Infrastructure utilisation monitoring
Last updated: 20 September 2023
Monitoring infrastructure utilisation enables the increased reliability and performance of Home Office services by improving:
- Automation of infrastructure scaling
- More predictable workloads
- Trend analysis and capacity planning
- Cost optimisation
- Detecting, identifying and remediating issues
- Assuring the reliability of services
Monitoring infrastructure utilisation without also monitoring other signals of service performance is not enough to ensure a high quality service. Teams should look to our patterns for monitoring (for example Monitoring-as-code) to meet this standard and complement other service monitoring.
Requirements
- Infrastructure MUST be observable relative to defined service level expectations
- CPU utilisation MUST be observable
- Memory utilisation MUST be observable
- Disk utilisation MUST be observable
- Network utilisation MUST be observable
- Historical infrastructure monitoring metrics MUST be retained for analysis
Infrastructure MUST be observable relative to defined service level expectations
Infrastructure utilisation should be baselined so that Service Level Objectives (SLOs) can be defined for infrastructure measures. This enables triggers for automated proactive measures.

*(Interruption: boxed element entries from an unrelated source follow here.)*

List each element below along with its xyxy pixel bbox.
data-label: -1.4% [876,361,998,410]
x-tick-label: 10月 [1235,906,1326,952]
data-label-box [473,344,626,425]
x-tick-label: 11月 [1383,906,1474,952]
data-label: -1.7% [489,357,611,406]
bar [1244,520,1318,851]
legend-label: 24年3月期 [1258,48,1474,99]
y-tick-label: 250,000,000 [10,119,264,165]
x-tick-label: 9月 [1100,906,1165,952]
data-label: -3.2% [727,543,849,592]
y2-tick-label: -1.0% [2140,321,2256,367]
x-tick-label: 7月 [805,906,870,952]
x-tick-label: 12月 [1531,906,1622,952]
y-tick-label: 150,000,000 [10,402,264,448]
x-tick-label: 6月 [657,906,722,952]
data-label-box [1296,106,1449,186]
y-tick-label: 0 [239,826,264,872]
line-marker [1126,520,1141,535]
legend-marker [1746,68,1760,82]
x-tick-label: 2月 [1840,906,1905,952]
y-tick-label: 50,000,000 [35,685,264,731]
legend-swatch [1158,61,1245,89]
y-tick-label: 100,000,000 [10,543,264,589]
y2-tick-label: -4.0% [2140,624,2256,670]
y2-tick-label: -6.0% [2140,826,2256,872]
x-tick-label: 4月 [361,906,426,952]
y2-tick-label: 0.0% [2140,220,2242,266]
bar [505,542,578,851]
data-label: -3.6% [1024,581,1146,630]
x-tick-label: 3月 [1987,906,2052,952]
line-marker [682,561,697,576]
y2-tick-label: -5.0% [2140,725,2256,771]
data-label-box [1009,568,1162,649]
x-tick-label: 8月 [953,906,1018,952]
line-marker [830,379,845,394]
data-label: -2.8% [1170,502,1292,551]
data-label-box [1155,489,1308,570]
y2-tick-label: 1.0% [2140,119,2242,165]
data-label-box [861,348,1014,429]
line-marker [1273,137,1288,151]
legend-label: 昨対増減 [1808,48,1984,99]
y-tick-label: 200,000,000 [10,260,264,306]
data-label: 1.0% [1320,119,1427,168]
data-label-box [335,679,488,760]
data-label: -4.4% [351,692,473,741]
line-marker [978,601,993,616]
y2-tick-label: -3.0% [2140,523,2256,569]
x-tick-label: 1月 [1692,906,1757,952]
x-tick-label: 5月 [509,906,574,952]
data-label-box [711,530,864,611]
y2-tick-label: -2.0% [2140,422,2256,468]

CPU utilisation MUST be observable
CPU utilisation by applications, services, systems or pods are to be monitored so that effective measures such as scaling out can be triggered in periods of saturation.
Memory utilisation MUST be observable
Memory utilisation by applications, services, systems or pods are to be monitored so that effective measures such as scaling out can be triggered in periods of saturation.

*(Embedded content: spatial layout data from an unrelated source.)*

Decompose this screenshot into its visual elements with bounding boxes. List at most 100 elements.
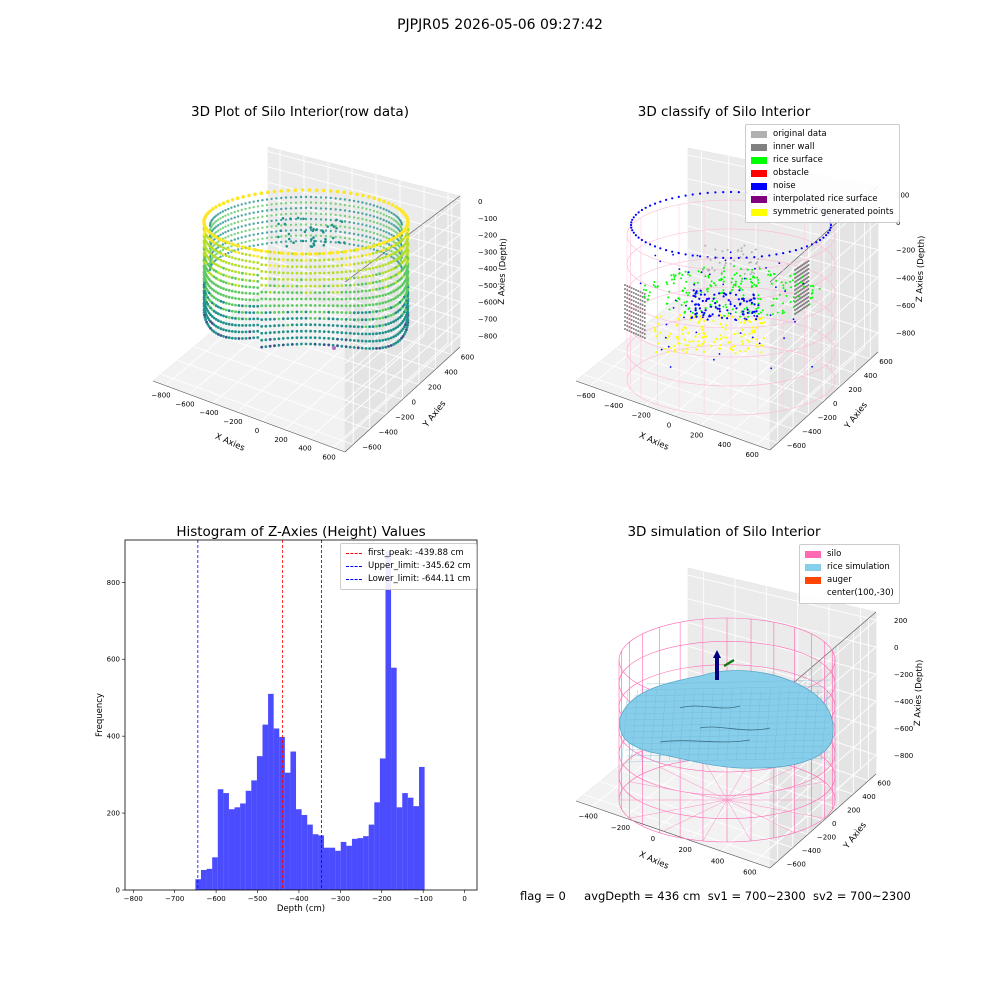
cls-symmetric-point [666,337,669,340]
raw-data-point [217,250,220,254]
raw-data-point [212,244,215,248]
histogram-x-tick-label: −200 [372,895,391,903]
cls-rice-point [756,276,759,279]
cls-rice-point [647,294,650,297]
cls-rice-point [755,284,758,287]
cls-inner-wall-point [807,276,810,278]
raw-data-point [264,318,268,321]
cls-inner-wall-point [626,325,629,327]
cls-noise-point [701,299,704,303]
cls-noise-point [751,311,754,315]
cls-symmetric-point [755,343,759,346]
raw-data-point [348,232,351,235]
rice-mesh-line [783,689,790,761]
raw-data-point [256,323,260,327]
raw-data-point [260,325,264,328]
raw-data-point [290,336,294,340]
raw-data-point [336,284,339,288]
raw-data-point [247,246,251,251]
raw-data-point [343,203,347,207]
raw-data-point [379,217,382,220]
raw-data-point [357,222,360,225]
cls-original-point [709,259,712,261]
cls-rice-point [752,275,755,278]
raw-data-point [244,224,247,227]
raw-data-point [381,338,385,342]
raw-data-point [240,214,243,217]
raw-data-point [261,221,264,224]
cls-wall-grid-z [769,221,879,319]
raw-data-point [309,195,313,199]
cls-inner-wall-point [806,273,808,275]
cls-rice-point [757,312,760,315]
cls-rice-point [766,313,769,316]
raw-data-point [248,212,251,215]
cls-x-tick-label: 400 [718,441,731,449]
cls-noise-point [729,312,732,315]
cls-noise-point [723,292,726,295]
raw-data-point [256,248,260,252]
raw-data-point [339,208,342,212]
raw-data-point [215,219,218,223]
raw-data-point [237,304,241,307]
raw-data-point [280,207,283,211]
cls-rice-point [687,294,689,297]
raw-data-point [397,233,402,237]
histogram-bar [296,809,302,890]
raw-data-point [219,306,223,310]
raw-data-point [230,289,234,293]
raw-data-point [309,291,312,294]
raw-data-point [372,220,376,224]
cls-original-point [758,266,761,269]
raw-data-point [344,331,348,335]
raw-data-point [277,271,281,275]
cls-noise-point [692,289,695,292]
cls-noise-point [792,318,795,321]
raw-data-point [222,335,225,338]
raw-data-point [336,291,339,294]
cls-inner-wall-point [637,306,640,308]
raw-data-point [219,327,223,331]
raw-data-point [348,304,352,308]
cls-symmetric-point [685,351,688,354]
sim-silo-spoke [659,766,728,801]
cls-rice-point [710,280,713,283]
cls-original-point [706,268,709,271]
cls-symmetric-point [668,335,671,338]
raw-data-point [294,234,298,237]
rice-mesh-line [678,689,686,761]
histogram-bar [419,766,425,890]
raw-data-point [227,295,231,299]
rice-surface-contour [679,705,741,709]
raw-data-point [284,212,288,216]
raw-data-point [331,258,335,261]
raw-data-point [364,275,368,278]
raw-data-point [318,304,322,307]
cls-rice-point [755,307,758,310]
histogram-y-tick-label: 0 [116,887,120,895]
raw-data-point [300,342,303,346]
sim-z-tick-label: −800 [894,752,913,760]
sim-silo-spoke [726,799,825,819]
raw-data-point [322,330,326,333]
raw-data-point [230,234,233,237]
raw-data-point [299,201,303,204]
raw-y-tick-label: 600 [461,354,474,362]
cls-rice-point [778,293,781,296]
raw-data-point [202,252,206,255]
raw-data-point [390,233,393,236]
raw-data-point [227,322,231,326]
histogram-bar [329,847,336,890]
cls-symmetric-point [678,318,681,321]
raw-data-point [222,287,225,290]
raw-data-point [217,291,220,295]
raw-data-point [387,314,390,318]
raw-data-point [202,264,206,268]
raw-data-point [222,246,225,250]
raw-wall-grid-z [344,318,461,421]
cls-symmetric-point [728,341,731,344]
raw-data-point [264,324,268,328]
raw-data-point [331,337,335,341]
raw-data-point [281,337,285,340]
raw-data-point [389,245,393,249]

Disk utilisation MUST be observable
Disk utilisation by applications, services, systems or pods are to be monitored so that effective measures such as scaling out can be triggered in periods of saturation.

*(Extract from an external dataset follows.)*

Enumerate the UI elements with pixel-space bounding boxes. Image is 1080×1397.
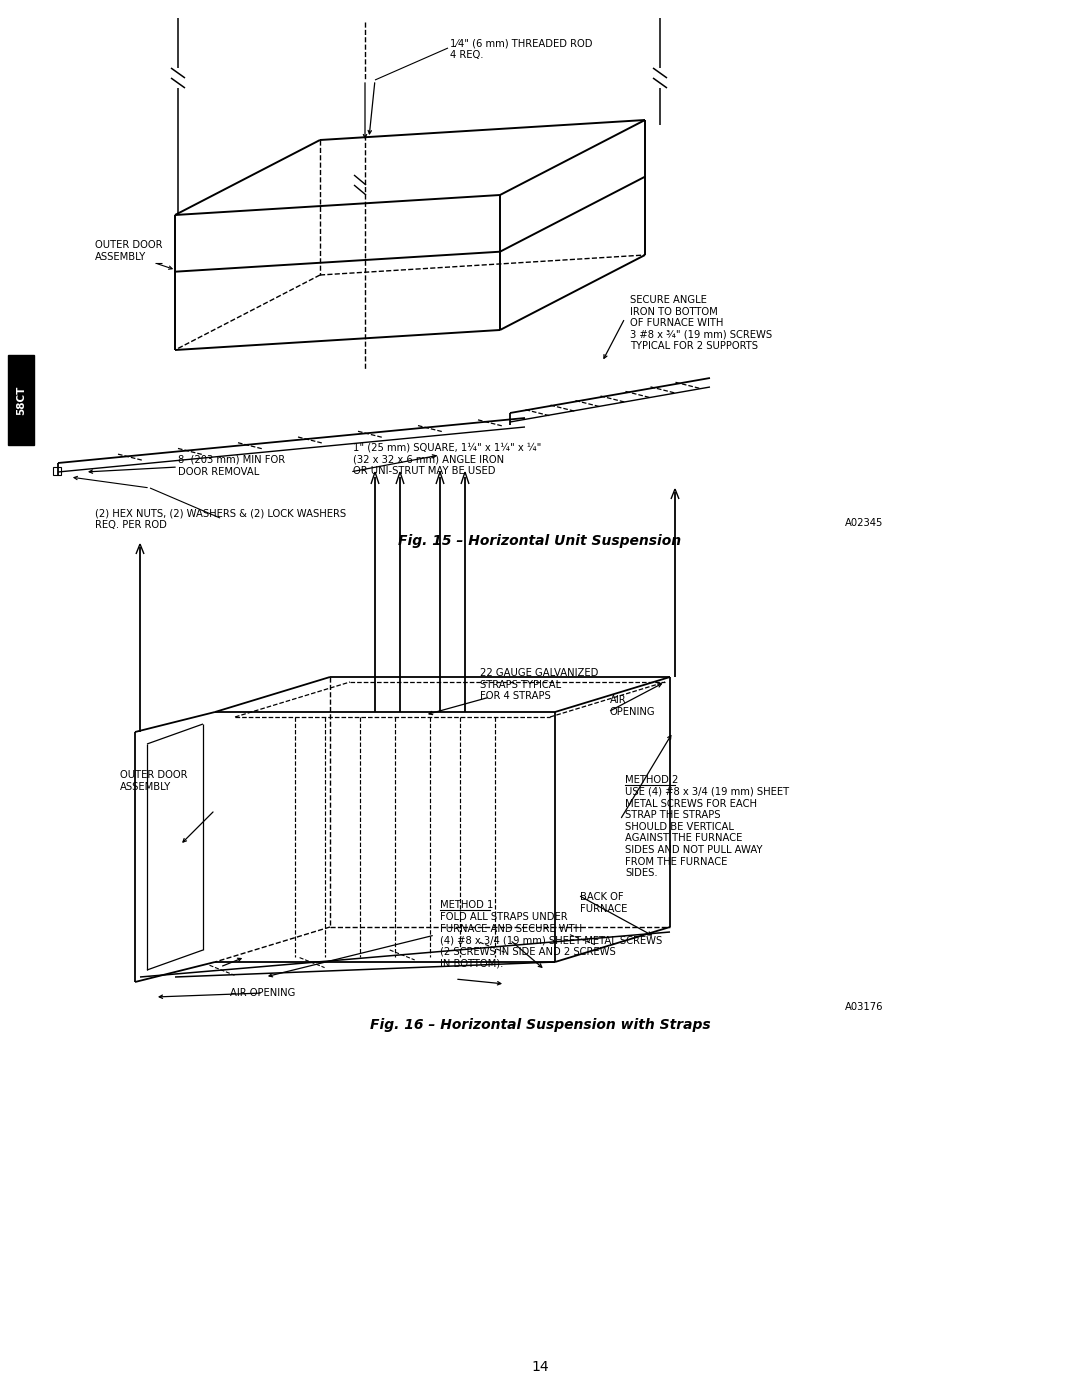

Network utilisation MUST be observable
Network utilisation by applications, services, systems or pods are to be monitored so that effective measures such as scaling out can be triggered in periods of saturation.
Historical infrastructure monitoring metrics MUST be retained for analysis
In order to allow for trend analysis and capacity planning, infrastructure monitoring metrics must be retained for a time period appropriate to the usage profile of the service.